Eggs Whether you enjoy them sunny side up for breakfast or boiled and sliced cold over a green salad, eggs are serious healthy-hair helpers. One of their key ingredients is sulfur, an essential nutrient that helps with everything from vitamin B absorption to liver function (your body’s detox organ). Sulfur is also necessary for the production of collagen and keratin, which help create and maintain shiny locks, strong nails and glowing skin.
Garlic Nature’s best medicine is garlic which helps prevent breakouts and maintain clear skin. To make the most of its naturally antibiotic compounds, it’s best to crush or chop garlic and leave it on the cutting board for a few minutes before cooking.
Walnuts These nuts have omega-3 and omega-6 fatty acids, which help the body retain moisture, giving you a healthy-looking shine. The protein content of the walnuts helps boost hair follicles, making hair fuller and stronger.
Tomatoes Tomatoes are skincare superheroes, protecting you from sun damage thanks to their high antioxidant content.
Pumpkin Seeds These seeds are packed with zinc, as well as vitamins A and K and omega-3 fatty acids, all of which are essential to building a healthy hair shaft. They’re also rich in fatty acids and vitamin C, which are important for producing sebum ‘skin’s natural oil’ to protect and repair skin.
Pineapple Pineapples are high in vitamin C and the enzyme bromelain, which is known to be an effective skin softener. Drinking pineapple juice and munching on the fruit helps the body synthesize collagen, which supports skin structure, while vitamin C and amino acids aid in cell and tissue repair, giving you a youthful appearance. Add it to your morning smoothie for a refreshing treat.
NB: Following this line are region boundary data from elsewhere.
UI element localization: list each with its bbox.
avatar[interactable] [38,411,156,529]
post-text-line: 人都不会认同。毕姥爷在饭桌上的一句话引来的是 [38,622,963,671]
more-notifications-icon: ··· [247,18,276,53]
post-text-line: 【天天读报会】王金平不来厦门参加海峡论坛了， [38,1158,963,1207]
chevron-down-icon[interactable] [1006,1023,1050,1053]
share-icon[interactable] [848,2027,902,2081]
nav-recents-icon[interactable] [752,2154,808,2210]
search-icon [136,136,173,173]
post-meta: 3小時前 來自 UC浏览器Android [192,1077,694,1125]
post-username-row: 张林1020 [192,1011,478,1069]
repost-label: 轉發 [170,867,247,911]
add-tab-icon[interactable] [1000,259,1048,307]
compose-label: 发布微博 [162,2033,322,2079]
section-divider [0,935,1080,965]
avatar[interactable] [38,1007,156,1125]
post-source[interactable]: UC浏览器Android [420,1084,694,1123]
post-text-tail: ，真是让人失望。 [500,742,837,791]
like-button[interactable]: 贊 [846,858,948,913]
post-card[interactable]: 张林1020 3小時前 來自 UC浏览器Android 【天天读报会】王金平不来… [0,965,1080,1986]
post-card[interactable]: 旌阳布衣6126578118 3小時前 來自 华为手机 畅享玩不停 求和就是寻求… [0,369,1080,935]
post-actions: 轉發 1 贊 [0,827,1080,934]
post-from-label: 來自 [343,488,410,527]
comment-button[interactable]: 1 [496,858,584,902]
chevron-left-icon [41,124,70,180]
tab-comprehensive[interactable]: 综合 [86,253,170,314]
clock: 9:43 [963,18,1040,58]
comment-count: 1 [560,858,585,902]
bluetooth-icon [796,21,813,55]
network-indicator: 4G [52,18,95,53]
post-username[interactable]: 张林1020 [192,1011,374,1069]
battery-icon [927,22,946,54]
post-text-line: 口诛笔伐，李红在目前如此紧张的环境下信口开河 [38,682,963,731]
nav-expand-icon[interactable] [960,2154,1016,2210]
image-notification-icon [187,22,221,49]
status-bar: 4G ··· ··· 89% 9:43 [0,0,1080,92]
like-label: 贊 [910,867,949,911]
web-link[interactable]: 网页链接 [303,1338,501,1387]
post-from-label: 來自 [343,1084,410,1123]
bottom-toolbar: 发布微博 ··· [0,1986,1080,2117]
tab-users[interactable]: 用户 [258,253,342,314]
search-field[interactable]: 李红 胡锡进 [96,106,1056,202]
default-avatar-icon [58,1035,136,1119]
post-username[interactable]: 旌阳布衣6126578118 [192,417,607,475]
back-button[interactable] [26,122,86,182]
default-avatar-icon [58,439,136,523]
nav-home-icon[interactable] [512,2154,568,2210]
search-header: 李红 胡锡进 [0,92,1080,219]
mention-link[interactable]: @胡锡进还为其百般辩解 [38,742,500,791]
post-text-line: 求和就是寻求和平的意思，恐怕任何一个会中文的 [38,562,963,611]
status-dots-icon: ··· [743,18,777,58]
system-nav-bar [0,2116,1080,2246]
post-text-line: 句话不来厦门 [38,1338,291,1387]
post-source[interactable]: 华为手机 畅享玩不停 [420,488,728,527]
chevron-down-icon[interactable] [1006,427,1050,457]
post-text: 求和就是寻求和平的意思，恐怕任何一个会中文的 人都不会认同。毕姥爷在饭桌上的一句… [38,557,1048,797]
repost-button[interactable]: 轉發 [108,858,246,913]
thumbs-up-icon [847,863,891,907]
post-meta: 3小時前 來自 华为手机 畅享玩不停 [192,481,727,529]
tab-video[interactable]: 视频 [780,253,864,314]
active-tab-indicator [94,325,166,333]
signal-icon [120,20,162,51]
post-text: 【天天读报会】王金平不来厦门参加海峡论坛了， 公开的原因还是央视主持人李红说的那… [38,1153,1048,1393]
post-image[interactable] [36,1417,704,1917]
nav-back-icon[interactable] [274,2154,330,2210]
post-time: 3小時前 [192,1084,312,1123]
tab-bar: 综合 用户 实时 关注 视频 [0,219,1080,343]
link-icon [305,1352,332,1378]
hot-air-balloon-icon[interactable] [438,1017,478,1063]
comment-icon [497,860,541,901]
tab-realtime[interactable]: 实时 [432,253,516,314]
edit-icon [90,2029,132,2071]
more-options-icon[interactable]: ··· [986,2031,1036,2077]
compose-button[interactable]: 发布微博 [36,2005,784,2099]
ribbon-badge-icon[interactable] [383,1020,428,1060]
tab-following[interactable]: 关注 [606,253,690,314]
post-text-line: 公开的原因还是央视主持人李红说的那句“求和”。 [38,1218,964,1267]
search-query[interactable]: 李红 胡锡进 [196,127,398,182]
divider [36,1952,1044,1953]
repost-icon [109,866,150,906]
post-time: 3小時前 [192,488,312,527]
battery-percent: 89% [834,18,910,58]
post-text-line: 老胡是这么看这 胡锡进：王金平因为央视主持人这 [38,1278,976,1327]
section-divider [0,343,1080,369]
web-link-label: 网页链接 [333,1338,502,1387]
Oats Oats have high amounts of zinc, biotin, magnesium and potassium. A deficiency in these key nutrients can lead to more brittle hair and more breakage. For the perfect summer breakfast, soak oats in a jar: Fill a small jar halfway with oats, top with your favorite milk (dairy, almond or soy) and let soak overnight in the fridge. In the morning, you can add berries, nuts and seeds for added nutritional value. The more one consumes oats regularly the advantages for the body is abundant.
Oysters Oysters – the saltwater delicacies which are one of my favorite can do wonders for hair, nails and skin. They are a great source of dietary zinc, which is really important for the growth and function of skin cells. ‘If you go out and order half a dozen oysters it will give you 500 percent of your daily requirement.’